Lista pecet@man.lodz.pl
[Lista archiwów] [Inne Listy]

Re: [PECET] Cichy i wydajny komputer

To: pecet@man.lodz.pl
Subject: Re: [PECET] Cichy i wydajny komputer
From: BartekK <sibi@drut.org>
Date: Thu, 24 Apr 2014 16:10:13 +0200
W dniu 2014-04-23 19:11, Piotr Rezmer pisze:
BartekK pisze:

Co ci powiem... bawiłem się w WC ;) i stwierdzam, że dobre chłodzenie
"masywne" i  tak jest cichsze niż WC. A problematyczność zupełnie na
innym poziomie.

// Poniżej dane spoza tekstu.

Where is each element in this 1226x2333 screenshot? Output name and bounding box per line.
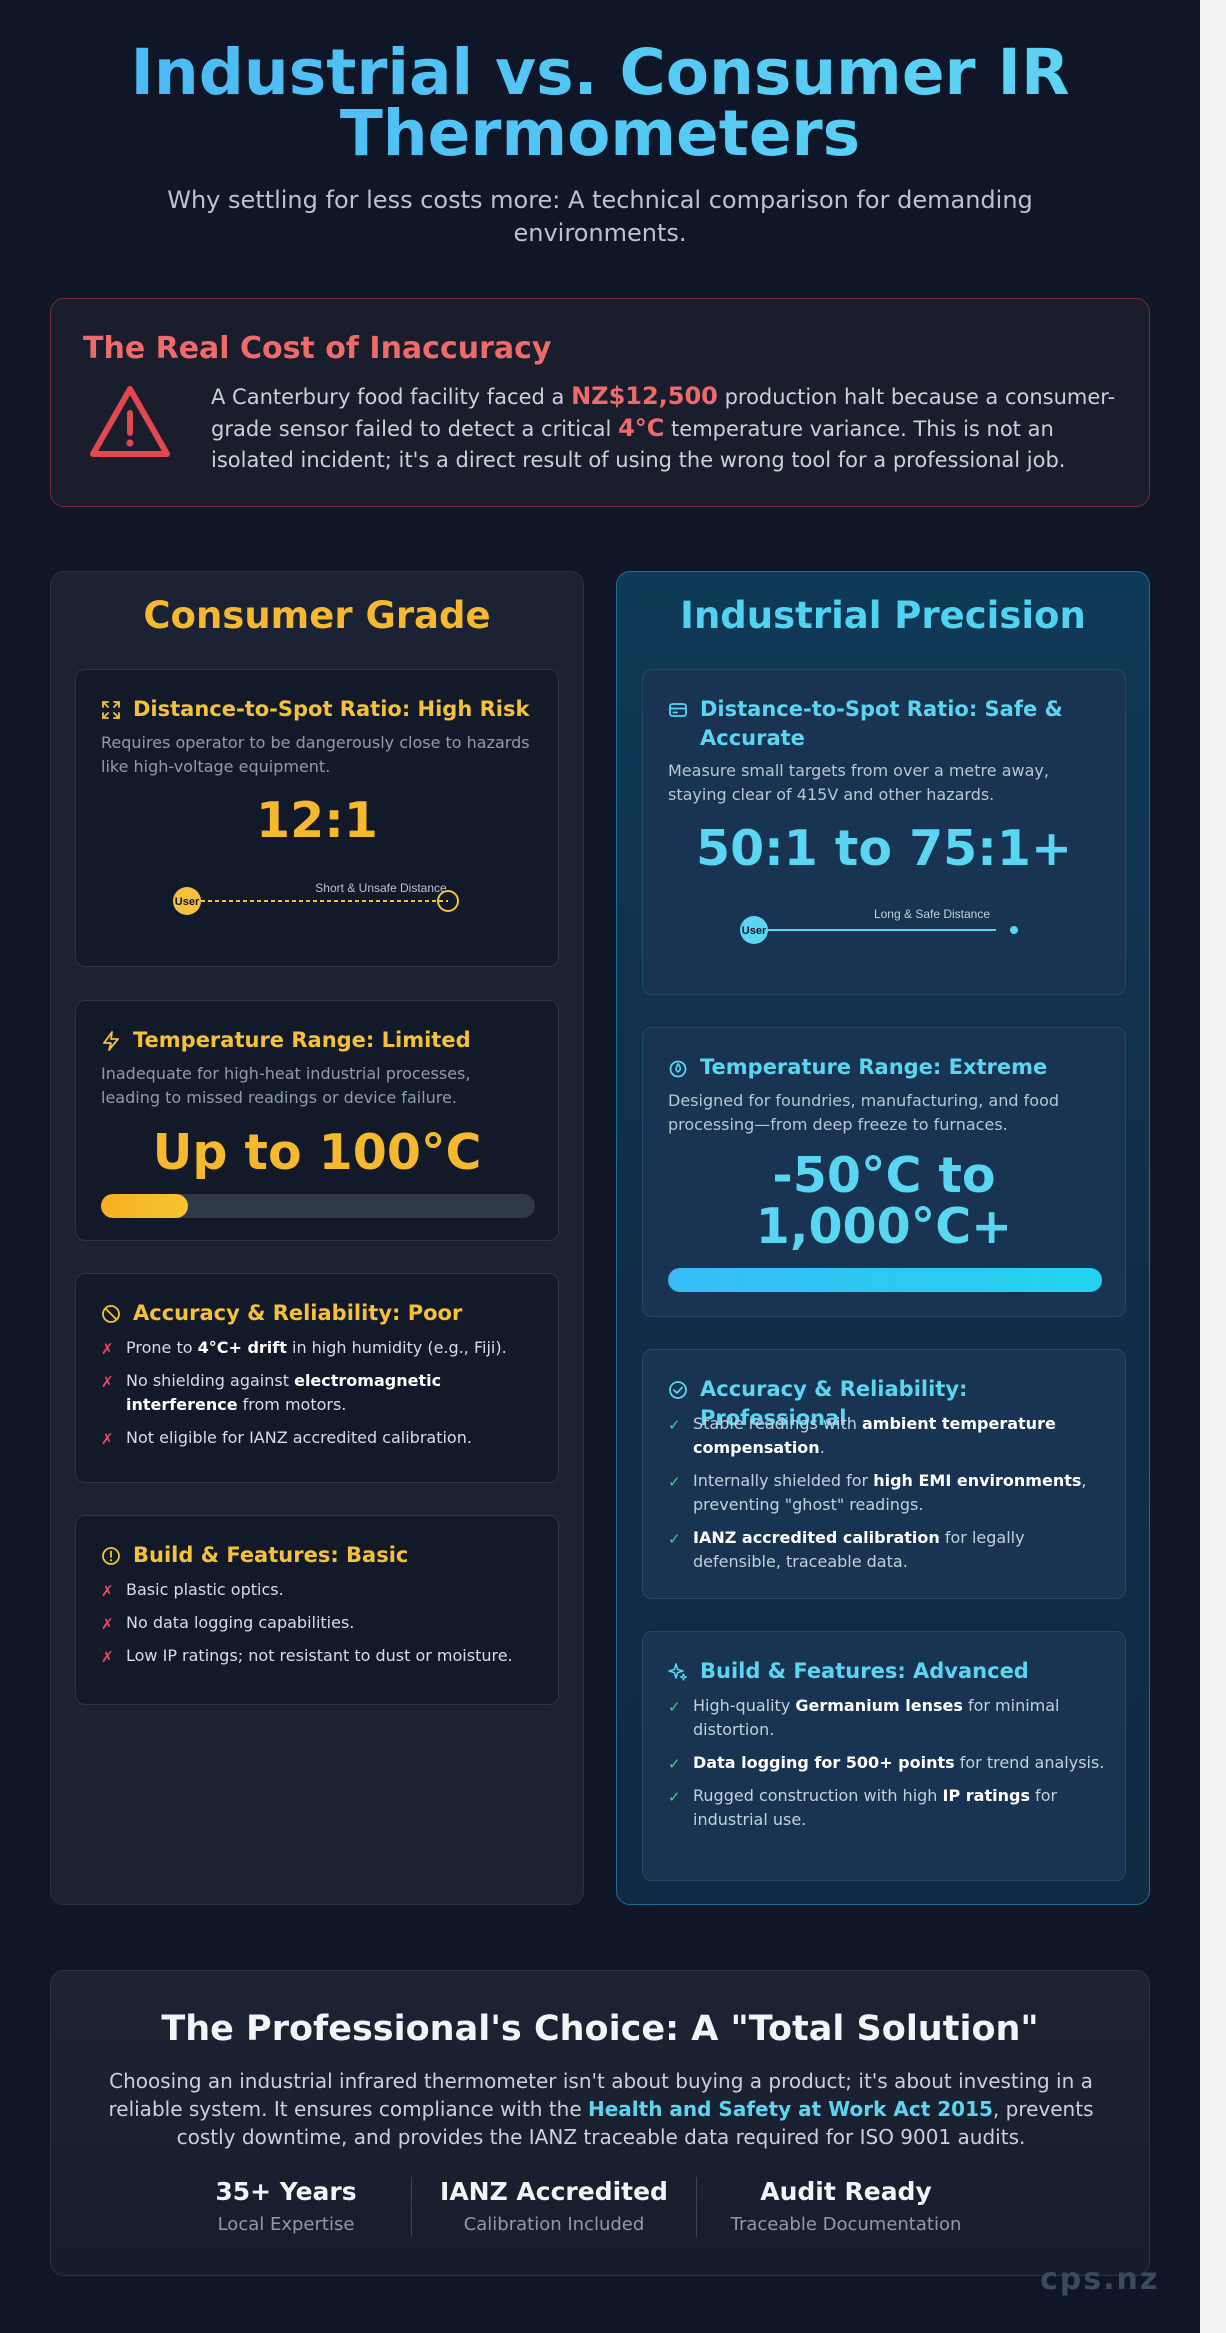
stat-audit: Audit Ready Traceable Documentation bbox=[730, 2177, 962, 2235]
list-item: ✓ Internally shielded for high EMI enviro… bbox=[668, 1471, 1087, 1514]
industrial-build-list: ✓ High-quality Germanium lenses for minim… bbox=[668, 1694, 1105, 1841]
target-marker bbox=[437, 890, 459, 912]
stat-experience: 35+ Years Local Expertise bbox=[215, 2177, 357, 2235]
consumer-build-heading: Build & Features: Basic bbox=[101, 1541, 538, 1570]
consumer-build-list: ✗ Basic plastic optics. ✗ No data logging c… bbox=[101, 1578, 538, 1677]
industrial-distance-card: Distance-to-Spot Ratio: Safe & Accurate … bbox=[642, 669, 1126, 995]
consumer-temperature-bar-fill bbox=[101, 1194, 188, 1218]
cross-icon: ✗ bbox=[101, 1648, 114, 1666]
cross-icon: ✗ bbox=[101, 1582, 114, 1600]
industrial-distance-desc: Measure small targets from over a metre … bbox=[668, 761, 1049, 804]
id-card-icon bbox=[669, 703, 687, 717]
check-icon: ✓ bbox=[668, 1698, 681, 1716]
alert-title: The Real Cost of Inaccuracy bbox=[83, 331, 552, 366]
industrial-accuracy-heading: Accuracy & Reliability: Professional bbox=[668, 1375, 1105, 1433]
stat-accreditation: IANZ Accredited Calibration Included bbox=[440, 2177, 668, 2235]
consumer-column-title: Consumer Grade bbox=[143, 594, 491, 637]
consumer-distance-label: Short & Unsafe Distance bbox=[315, 881, 447, 895]
brand-logo: cps.nz bbox=[1040, 2262, 1160, 2297]
consumer-accuracy-card: Accuracy & Reliability: Poor ✗ Prone to 4… bbox=[75, 1273, 559, 1483]
sparkles-icon bbox=[668, 1663, 688, 1681]
check-icon: ✓ bbox=[668, 1755, 681, 1773]
industrial-precision-column: Industrial Precision Distance-to-Spot Ra… bbox=[616, 571, 1150, 1905]
alert-text: A Canterbury food facility faced a NZ$12… bbox=[211, 382, 1116, 472]
alert-cost-highlight: NZ$12,500 bbox=[571, 382, 718, 410]
list-item: ✓ Rugged construction with high IP rating… bbox=[668, 1786, 1058, 1829]
target-marker bbox=[1010, 926, 1018, 934]
check-icon: ✓ bbox=[668, 1416, 681, 1434]
alert-circle-icon bbox=[102, 1547, 120, 1565]
consumer-build-card: Build & Features: Basic ✗ Basic plastic o… bbox=[75, 1515, 559, 1705]
consumer-distance-diagram: User Short & Unsafe Distance bbox=[173, 881, 459, 915]
industrial-temperature-bar-fill bbox=[668, 1268, 1102, 1292]
industrial-distance-value: 50:1 to 75:1+ bbox=[695, 820, 1073, 877]
page-subtitle: Why settling for less costs more: A tech… bbox=[167, 186, 1033, 247]
consumer-accuracy-heading: Accuracy & Reliability: Poor bbox=[101, 1299, 538, 1328]
industrial-temperature-heading: Temperature Range: Extreme bbox=[668, 1053, 1105, 1082]
list-item: ✓ Data logging for 500+ points for trend … bbox=[668, 1751, 1105, 1775]
stat-divider bbox=[411, 2177, 412, 2237]
consumer-temperature-card: Temperature Range: Limited Inadequate fo… bbox=[75, 1000, 559, 1241]
cross-icon: ✗ bbox=[101, 1615, 114, 1633]
list-item: ✗ Low IP ratings; not resistant to dust o… bbox=[101, 1644, 538, 1668]
consumer-grade-column: Consumer Grade Distance-to-Spot Ratio: H… bbox=[50, 571, 584, 1905]
cross-icon: ✗ bbox=[101, 1373, 114, 1391]
alert-temp-highlight: 4°C bbox=[618, 414, 665, 442]
prohibited-icon bbox=[102, 1305, 120, 1323]
user-marker bbox=[740, 916, 768, 944]
consumer-temperature-value: Up to 100°C bbox=[152, 1124, 482, 1181]
cost-alert-panel: The Real Cost of Inaccuracy A Canterbury… bbox=[50, 298, 1150, 507]
check-icon: ✓ bbox=[668, 1530, 681, 1548]
summary-panel: The Professional's Choice: A "Total Solu… bbox=[50, 1970, 1150, 2276]
infographic-page: Industrial vs. Consumer IR Thermometers … bbox=[0, 0, 1200, 2333]
industrial-build-card: Build & Features: Advanced ✓ High-quality… bbox=[642, 1631, 1126, 1881]
consumer-distance-desc: Requires operator to be dangerously clos… bbox=[101, 733, 530, 776]
industrial-temperature-value: -50°C to 1,000°C+ bbox=[755, 1147, 1013, 1255]
check-icon: ✓ bbox=[668, 1788, 681, 1806]
check-circle-icon bbox=[669, 1381, 687, 1399]
lightning-icon bbox=[103, 1031, 119, 1051]
consumer-temperature-heading: Temperature Range: Limited bbox=[101, 1026, 538, 1055]
industrial-accuracy-list: ✓ Stable readings with ambient temperatur… bbox=[668, 1412, 1105, 1583]
list-item: ✗ No data logging capabilities. bbox=[101, 1611, 538, 1635]
stat-divider bbox=[696, 2177, 697, 2237]
list-item: ✓ Stable readings with ambient temperatur… bbox=[668, 1414, 1056, 1457]
hswa-link[interactable]: Health and Safety at Work Act 2015 bbox=[588, 2097, 993, 2121]
industrial-temperature-card: Temperature Range: Extreme Designed for … bbox=[642, 1027, 1126, 1317]
consumer-distance-heading: Distance-to-Spot Ratio: High Risk bbox=[101, 695, 538, 724]
summary-title: The Professional's Choice: A "Total Solu… bbox=[161, 2009, 1039, 2049]
list-item: ✗ Prone to 4°C+ drift in high humidity (e… bbox=[101, 1336, 538, 1360]
cross-icon: ✗ bbox=[101, 1340, 114, 1358]
industrial-accuracy-card: Accuracy & Reliability: Professional ✓ St… bbox=[642, 1349, 1126, 1599]
list-item: ✓ High-quality Germanium lenses for minim… bbox=[668, 1696, 1060, 1739]
list-item: ✓ IANZ accredited calibration for legally… bbox=[668, 1528, 1025, 1571]
industrial-temperature-desc: Designed for foundries, manufacturing, a… bbox=[668, 1091, 1060, 1134]
list-item: ✗ Not eligible for IANZ accredited calibr… bbox=[101, 1426, 538, 1450]
list-item: ✗ Basic plastic optics. bbox=[101, 1578, 538, 1602]
consumer-accuracy-list: ✗ Prone to 4°C+ drift in high humidity (e… bbox=[101, 1336, 538, 1459]
page-title: Industrial vs. Consumer IR Thermometers bbox=[60, 41, 1140, 165]
expand-icon bbox=[102, 701, 120, 719]
user-marker bbox=[173, 887, 201, 915]
industrial-distance-diagram: User Long & Safe Distance bbox=[740, 907, 1018, 944]
warning-triangle-icon bbox=[90, 386, 170, 457]
industrial-distance-heading: Distance-to-Spot Ratio: Safe & Accurate bbox=[668, 695, 1105, 753]
flame-icon bbox=[669, 1060, 687, 1078]
check-icon: ✓ bbox=[668, 1473, 681, 1491]
list-item: ✗ No shielding against electromagnetic in… bbox=[101, 1371, 442, 1414]
industrial-build-heading: Build & Features: Advanced bbox=[668, 1657, 1105, 1686]
industrial-temperature-bar bbox=[668, 1268, 1102, 1292]
summary-text: Choosing an industrial infrared thermome… bbox=[108, 2069, 1094, 2149]
industrial-distance-label: Long & Safe Distance bbox=[874, 907, 990, 921]
consumer-distance-value: 12:1 bbox=[256, 792, 378, 849]
industrial-column-title: Industrial Precision bbox=[680, 594, 1086, 637]
consumer-temperature-bar bbox=[101, 1194, 535, 1218]
consumer-distance-card: Distance-to-Spot Ratio: High Risk Requir… bbox=[75, 669, 559, 967]
cross-icon: ✗ bbox=[101, 1430, 114, 1448]
user-label: User bbox=[175, 896, 200, 908]
consumer-temperature-desc: Inadequate for high-heat industrial proc… bbox=[101, 1064, 471, 1107]
user-label: User bbox=[742, 925, 767, 937]
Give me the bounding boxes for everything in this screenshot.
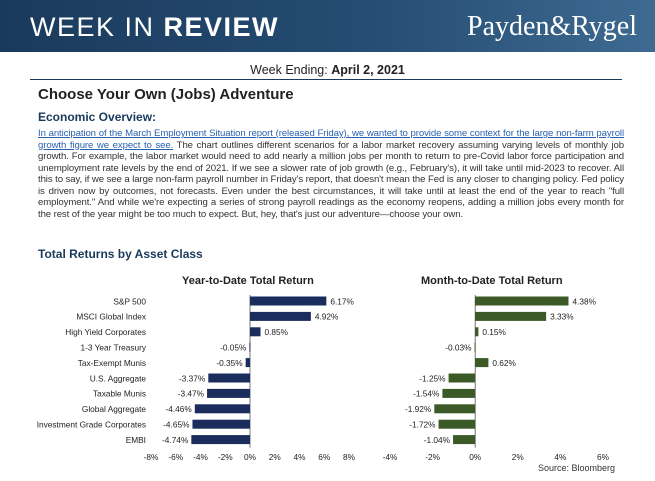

Cenowo też nie jest źle.
Nie spodziewałem się że wbijesz sztylet w WC :) Jako zupełny laik w tym
temacie spodziewałbym się że WC będzie mieć następujące zalety:

1.Odsunięcie "akumulatora" ciepła (czyli radiatora) od źródła. Dzięki
temu rośnie różnica temperatur radiator-otoczenie i powinna nastąpić
szybsza wymiana ciepła. W klasycznych radiatorach heatpipey są bardzo
krótkie (kilka centymetrów). Nie stosuje się dłuższych z braku
możliwości dopasowania rozmiarów układu do miejsca w obudowie oraz
rosnącego nacisku na procesor
Różnica temperatur radiator-otoczenie to jedno, ale rośnie ci też ilość wymian ciepła (jądro-pasta-obudowa, obudowa-pasta-blok wodny, blok wodny-woda, transfer wody, woda-chłodnica, chłodnica powietrze). Jak sam zauważyłeś - wymiana ciepła jest tym skuteczniejsza, im wyższa różnica temperatur, więc na każdej z wymian ciepła - będziesz jakąś różnicę potrzebował. Co do temperatury procesora - to czy on sam ma 40, 50, czy 60'C to nic cię nie powinno martwić - jeśli nie robisz jakiegoś ekstremalnego owerclockingu, to będzie działać tak samo dobrze i długo (wielokrotnie dłużej, niż jego życie nim się technologicznie zestarzeje). Widziałeś kiedyś uszkodzony procesor, poza jakimiś starymi athlonami albo p3 z ukruszonym mechanicznie jądrem albo po trafieniu piorunem? minusem heatpipe jest to, że do pewnej temperatury parowania-skraplania cieczy w środku - są tylko miedzianymi rurkami, oraz to że wypada by działały w pewnym zakresie nachylenia - dogórynogami nie pójdzie ;) No i rozmiar, ale co stoi na przeszkodzie, by cały komputer był w środku wypełniony rzadkim żeberkiem ... Jak wpadnie mi na serwis któryś z komputerów z w.c. to zrobię fotki kamerą termowizyjną, żebyś zobaczył w czym różnica.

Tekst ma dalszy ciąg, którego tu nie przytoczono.